My father began to protest, because he felt it was important to continue in the charade that the chicken simply wasn't there, or that it wasn't odd to meet a former monarch living with a pet chicken, but the count waved him off with another laugh.

"One morning I returned from the Imperial Aviary with a pocket full of fresh eggs. When I tried to crack the first one, it cheeped back at me! It was fertile, and, moreover, the chick inside had been just minutes from hatching when I so rudely invaded its shell. So I took the egg, which was largely intact, though cracked, and placed it inside a fur-lined glove. Eventually, pieces of the shell flew out of the glove, and I was able to sustain the newborn chick on mashed flies and droppers full of water. One day a perfect little yellow chick emerged, and now look at her,” Poniatowski grabbed the chicken and kissed her fine feathered neck. “Isn't she beautiful? She's a gift, after all my suffering."
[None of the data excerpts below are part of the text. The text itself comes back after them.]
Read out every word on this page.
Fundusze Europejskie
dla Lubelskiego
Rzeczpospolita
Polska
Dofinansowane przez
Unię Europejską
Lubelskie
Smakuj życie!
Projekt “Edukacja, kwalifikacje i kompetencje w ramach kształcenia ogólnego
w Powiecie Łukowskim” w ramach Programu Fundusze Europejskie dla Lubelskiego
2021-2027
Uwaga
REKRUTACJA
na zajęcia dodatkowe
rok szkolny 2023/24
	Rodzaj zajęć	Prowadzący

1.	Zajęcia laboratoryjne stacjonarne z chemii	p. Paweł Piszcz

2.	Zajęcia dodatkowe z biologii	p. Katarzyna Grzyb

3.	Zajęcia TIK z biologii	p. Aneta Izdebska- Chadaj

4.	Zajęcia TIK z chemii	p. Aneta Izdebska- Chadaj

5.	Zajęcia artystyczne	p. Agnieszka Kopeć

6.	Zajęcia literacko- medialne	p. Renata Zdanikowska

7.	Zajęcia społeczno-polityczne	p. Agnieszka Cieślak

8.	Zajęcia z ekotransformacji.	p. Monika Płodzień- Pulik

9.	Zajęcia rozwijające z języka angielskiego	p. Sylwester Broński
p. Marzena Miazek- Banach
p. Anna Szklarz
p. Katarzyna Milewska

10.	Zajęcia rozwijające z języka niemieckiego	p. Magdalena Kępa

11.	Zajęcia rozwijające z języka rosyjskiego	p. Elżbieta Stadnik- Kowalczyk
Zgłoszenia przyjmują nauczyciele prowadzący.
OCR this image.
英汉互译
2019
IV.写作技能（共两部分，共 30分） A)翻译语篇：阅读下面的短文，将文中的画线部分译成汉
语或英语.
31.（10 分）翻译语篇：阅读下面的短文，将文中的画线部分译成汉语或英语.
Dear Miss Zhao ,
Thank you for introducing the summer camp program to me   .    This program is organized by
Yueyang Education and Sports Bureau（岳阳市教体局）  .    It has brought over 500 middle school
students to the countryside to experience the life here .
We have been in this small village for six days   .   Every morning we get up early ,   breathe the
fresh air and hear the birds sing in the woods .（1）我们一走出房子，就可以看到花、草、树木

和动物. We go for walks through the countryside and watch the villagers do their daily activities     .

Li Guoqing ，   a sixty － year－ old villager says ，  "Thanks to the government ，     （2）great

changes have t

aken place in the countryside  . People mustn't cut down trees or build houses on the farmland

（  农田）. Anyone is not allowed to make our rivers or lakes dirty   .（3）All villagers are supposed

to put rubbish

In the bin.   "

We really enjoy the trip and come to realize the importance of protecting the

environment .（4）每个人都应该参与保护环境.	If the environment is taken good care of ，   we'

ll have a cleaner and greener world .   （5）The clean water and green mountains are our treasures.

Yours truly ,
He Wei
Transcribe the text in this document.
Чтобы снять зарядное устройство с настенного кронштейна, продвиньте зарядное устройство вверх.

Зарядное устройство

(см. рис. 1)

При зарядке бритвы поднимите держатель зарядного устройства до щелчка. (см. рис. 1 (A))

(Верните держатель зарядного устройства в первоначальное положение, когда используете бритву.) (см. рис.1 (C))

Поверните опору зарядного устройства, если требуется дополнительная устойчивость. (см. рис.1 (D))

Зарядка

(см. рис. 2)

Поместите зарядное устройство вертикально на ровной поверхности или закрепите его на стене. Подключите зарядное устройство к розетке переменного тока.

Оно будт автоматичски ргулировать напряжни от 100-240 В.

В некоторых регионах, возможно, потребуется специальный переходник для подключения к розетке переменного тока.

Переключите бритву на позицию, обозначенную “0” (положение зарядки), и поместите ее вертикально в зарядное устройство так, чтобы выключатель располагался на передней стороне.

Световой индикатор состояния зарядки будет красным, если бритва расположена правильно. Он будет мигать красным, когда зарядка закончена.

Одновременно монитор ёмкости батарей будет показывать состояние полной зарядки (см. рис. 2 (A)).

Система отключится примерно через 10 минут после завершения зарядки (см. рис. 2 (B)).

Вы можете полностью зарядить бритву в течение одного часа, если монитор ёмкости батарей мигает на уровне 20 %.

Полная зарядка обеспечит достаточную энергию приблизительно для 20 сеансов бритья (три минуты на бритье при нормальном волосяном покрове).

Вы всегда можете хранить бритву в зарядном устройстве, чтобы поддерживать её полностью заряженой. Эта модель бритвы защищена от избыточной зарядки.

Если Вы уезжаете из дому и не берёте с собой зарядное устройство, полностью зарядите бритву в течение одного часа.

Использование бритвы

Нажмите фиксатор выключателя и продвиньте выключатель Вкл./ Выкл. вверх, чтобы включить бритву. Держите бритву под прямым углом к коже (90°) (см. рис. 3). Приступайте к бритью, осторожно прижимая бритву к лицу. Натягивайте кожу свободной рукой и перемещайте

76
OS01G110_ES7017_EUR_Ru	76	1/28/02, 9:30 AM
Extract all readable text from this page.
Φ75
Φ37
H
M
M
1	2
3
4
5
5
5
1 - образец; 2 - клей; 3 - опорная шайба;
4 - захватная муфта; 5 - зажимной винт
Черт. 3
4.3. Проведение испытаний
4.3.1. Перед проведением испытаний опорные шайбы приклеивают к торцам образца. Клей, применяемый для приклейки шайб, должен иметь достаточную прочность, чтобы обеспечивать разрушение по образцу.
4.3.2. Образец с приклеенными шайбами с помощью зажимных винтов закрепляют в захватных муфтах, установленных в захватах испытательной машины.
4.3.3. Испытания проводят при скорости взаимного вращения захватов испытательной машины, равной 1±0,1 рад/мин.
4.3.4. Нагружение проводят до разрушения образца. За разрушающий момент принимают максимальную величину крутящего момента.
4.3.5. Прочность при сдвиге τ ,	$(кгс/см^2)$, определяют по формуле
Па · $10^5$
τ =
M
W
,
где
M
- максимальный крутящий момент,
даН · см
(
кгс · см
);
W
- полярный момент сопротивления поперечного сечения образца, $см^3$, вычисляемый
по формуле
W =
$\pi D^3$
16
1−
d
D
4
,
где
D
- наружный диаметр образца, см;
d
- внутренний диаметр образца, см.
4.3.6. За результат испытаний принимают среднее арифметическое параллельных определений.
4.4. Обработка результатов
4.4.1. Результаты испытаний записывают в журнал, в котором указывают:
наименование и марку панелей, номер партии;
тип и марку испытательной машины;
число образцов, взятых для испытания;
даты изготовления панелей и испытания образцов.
Let me repeat: my father is a scientist. He deals with the physical world, governed by the predictable laws of cause and effect. He has no mental construct for the metaphorical (or metaphysical) significance of a chicken born from a lover's garden. Or so I thought. Nevertheless, he made no comment about the chicken-and-egg story, simply agreeing with his host that she was indeed a handsome bird.

Poniatowksi and my father finished their meal in companionable silence and wished each other pleasant dreams ("
Spokojny sen
"). It really was an unusually warm night in February. There should have been piles of snow along the embankment, but the sleepless citizens of St. Petersburg were strolling about amid daffodils tricked into premature bloom.

Later that night, there was a terrible storm, one of the hundreds of storms that regularly flooded the city until Brezhnev dammed the Neva River in the 1970s. Sometime after midnight the air changed from a caress to a claw. The waiting winter cold rolled in, making the Neva thrash in her canals like a sick man upon a pillow. The howling wind and rain and wicked waves stalked thief-like through the empty streets, creeping under doors and through partially opened windows, breaking up the bridges and sweeping out the foundations like coffins from sodden graveyards.

My father, exhausted from his journey through the centuries, slept through it all, until the wraith like figure of Count Poniatowski in a nightshirt bent over his bed and inadvertently dripped candle wax on his forehead. “You must help me!” He cried. “It was so warm, I left the window open, and now she is gone. I've searched the entire house. She is out there in this storm. Please help me."

Outside, the wind tore at their hair and clothing. Frigid water gushed out of the canals and numbed their feet. People driven from their ground-floor beds ran through the streets, scrambling over each other to get to higher ground. But Poniatowski did not seem to feel the sting of the sleet on his face. His eyes were fixed on a single spot on the embankment, where a beautiful willow swayed in the midst of a broken pile of pleasure boats. There, perched on a bobbing limb, was a luminous white speck, a ghostly flutter of wing. And then a wave came down upon the tree, and the speck was gone.